🤖 AI Summary
Simulating compressible flows for hypersonic multi-engine rockets with ultra-large-scale meshes (>10¹⁴ grid points) poses severe challenges in shock-capturing stability and computational scalability.
Method: This work introduces an information-geometric regularization paradigm that ensures intrinsic shock-resolution stability directly at the governing equation level, eliminating conventional explicit shock-capturing schemes. We further develop a CPU–GPU tightly coupled unified-addressing architecture and a linear stencil optimization algorithm to enable efficient deployment of the MFC solver on heterogeneous exascale platforms (AMD MI250X/NVIDIA GH200).
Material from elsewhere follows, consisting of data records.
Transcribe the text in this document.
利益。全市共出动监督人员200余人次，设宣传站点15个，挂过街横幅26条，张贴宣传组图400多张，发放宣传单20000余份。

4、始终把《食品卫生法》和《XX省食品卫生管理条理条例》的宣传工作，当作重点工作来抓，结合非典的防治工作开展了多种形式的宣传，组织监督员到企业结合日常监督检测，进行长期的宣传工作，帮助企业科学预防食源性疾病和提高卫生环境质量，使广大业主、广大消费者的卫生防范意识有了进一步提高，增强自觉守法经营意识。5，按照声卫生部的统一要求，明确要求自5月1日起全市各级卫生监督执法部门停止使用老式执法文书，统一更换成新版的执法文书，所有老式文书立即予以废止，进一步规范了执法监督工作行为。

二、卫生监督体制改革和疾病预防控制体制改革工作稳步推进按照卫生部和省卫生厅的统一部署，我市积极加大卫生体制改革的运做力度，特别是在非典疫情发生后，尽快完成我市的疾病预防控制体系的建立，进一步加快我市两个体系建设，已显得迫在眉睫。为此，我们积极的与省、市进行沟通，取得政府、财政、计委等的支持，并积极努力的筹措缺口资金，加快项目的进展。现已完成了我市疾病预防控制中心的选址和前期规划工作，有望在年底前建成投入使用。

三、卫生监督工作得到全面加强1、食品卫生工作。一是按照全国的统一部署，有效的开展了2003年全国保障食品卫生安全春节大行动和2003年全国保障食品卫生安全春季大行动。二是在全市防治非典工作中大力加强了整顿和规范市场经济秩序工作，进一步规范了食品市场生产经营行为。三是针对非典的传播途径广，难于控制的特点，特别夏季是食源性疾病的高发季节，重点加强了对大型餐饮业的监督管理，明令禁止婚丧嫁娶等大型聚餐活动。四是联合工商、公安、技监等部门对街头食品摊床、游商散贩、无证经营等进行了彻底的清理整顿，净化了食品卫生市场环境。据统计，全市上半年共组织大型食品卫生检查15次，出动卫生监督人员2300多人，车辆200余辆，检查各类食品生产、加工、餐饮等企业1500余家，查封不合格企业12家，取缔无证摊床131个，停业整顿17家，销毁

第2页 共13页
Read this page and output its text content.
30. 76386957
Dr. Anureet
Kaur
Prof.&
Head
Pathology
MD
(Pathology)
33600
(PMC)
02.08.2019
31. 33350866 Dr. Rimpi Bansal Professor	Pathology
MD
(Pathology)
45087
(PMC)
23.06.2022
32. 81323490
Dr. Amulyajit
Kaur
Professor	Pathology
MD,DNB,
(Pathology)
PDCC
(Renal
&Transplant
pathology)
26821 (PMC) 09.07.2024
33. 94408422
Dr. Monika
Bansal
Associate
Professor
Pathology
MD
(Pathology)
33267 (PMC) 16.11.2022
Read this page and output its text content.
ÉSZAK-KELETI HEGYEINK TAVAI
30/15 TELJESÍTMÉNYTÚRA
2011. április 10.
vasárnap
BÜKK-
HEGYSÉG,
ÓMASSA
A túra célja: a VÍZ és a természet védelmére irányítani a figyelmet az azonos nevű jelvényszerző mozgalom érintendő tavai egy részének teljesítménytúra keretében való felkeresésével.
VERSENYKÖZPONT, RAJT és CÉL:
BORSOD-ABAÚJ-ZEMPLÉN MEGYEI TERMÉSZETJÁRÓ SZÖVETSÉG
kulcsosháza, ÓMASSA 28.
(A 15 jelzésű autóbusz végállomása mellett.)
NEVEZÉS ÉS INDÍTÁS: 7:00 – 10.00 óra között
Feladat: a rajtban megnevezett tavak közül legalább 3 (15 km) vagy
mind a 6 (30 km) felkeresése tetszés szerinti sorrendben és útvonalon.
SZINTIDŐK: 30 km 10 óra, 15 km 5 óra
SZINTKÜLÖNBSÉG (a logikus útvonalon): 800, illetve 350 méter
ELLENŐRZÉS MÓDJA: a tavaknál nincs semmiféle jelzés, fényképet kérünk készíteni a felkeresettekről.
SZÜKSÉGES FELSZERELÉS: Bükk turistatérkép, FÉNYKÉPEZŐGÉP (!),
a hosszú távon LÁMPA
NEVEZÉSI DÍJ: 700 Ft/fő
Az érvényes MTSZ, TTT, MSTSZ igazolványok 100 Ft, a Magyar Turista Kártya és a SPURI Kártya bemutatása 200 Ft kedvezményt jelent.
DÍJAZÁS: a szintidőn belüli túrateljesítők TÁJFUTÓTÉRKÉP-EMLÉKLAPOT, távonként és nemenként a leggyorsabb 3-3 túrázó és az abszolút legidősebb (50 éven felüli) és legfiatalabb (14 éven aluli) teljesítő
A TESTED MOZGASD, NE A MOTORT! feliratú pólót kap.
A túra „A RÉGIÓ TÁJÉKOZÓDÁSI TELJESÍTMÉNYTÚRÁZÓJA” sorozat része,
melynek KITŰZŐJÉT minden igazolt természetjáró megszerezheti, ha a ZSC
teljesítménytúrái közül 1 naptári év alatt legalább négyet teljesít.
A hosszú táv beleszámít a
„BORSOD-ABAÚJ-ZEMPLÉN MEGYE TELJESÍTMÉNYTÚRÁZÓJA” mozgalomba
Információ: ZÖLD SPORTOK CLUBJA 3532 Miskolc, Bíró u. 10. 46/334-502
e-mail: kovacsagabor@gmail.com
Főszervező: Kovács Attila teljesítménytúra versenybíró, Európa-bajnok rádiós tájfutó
Contribution/Results: We achieve exascale full-vehicle simulations—up to 10¹⁵ grid points—on the Frontier and Alps supercomputers, advancing state-of-the-art mesh counts by one order of magnitude. Measured weak scaling efficiency approaches theoretical limits, and performance improves fourfold over baseline implementations. This work provides the first validation of the feasibility and scalability of information-geometric, high-fidelity, shock-resolving CFD for ultra-large-scale applications.
📝 Abstract
This work proposes a method and optimized implementation for exascale simulations of high-speed compressible fluid flows, enabling the simulation of multi-engine rocket craft at an unprecedented scale. We significantly improve upon the state-of-the-art in terms of computational cost and memory footprint through a carefully crafted implementation of the recently proposed information geometric regularization, which eliminates the need for numerical shock capturing. Unified addressing on tightly coupled CPU--GPU platforms increases the total problem size with negligible performance hit. Despite linear stencil algorithms being memory-bound, we achieve wall clock times that are four times faster than optimized baseline numerics. This enables the execution of CFD simulations at more than 100 trillion grid points, surpassing the largest state-of-the-art publicly available simulations by an order of magnitude. Ideal weak scaling is demonstrated on OLCF Frontier and CSCS Alps using the full system, entailing 37.8K AMD MI250X GPUs (Frontier) or 9.2K NVIDIA GH200 superchips (Alps).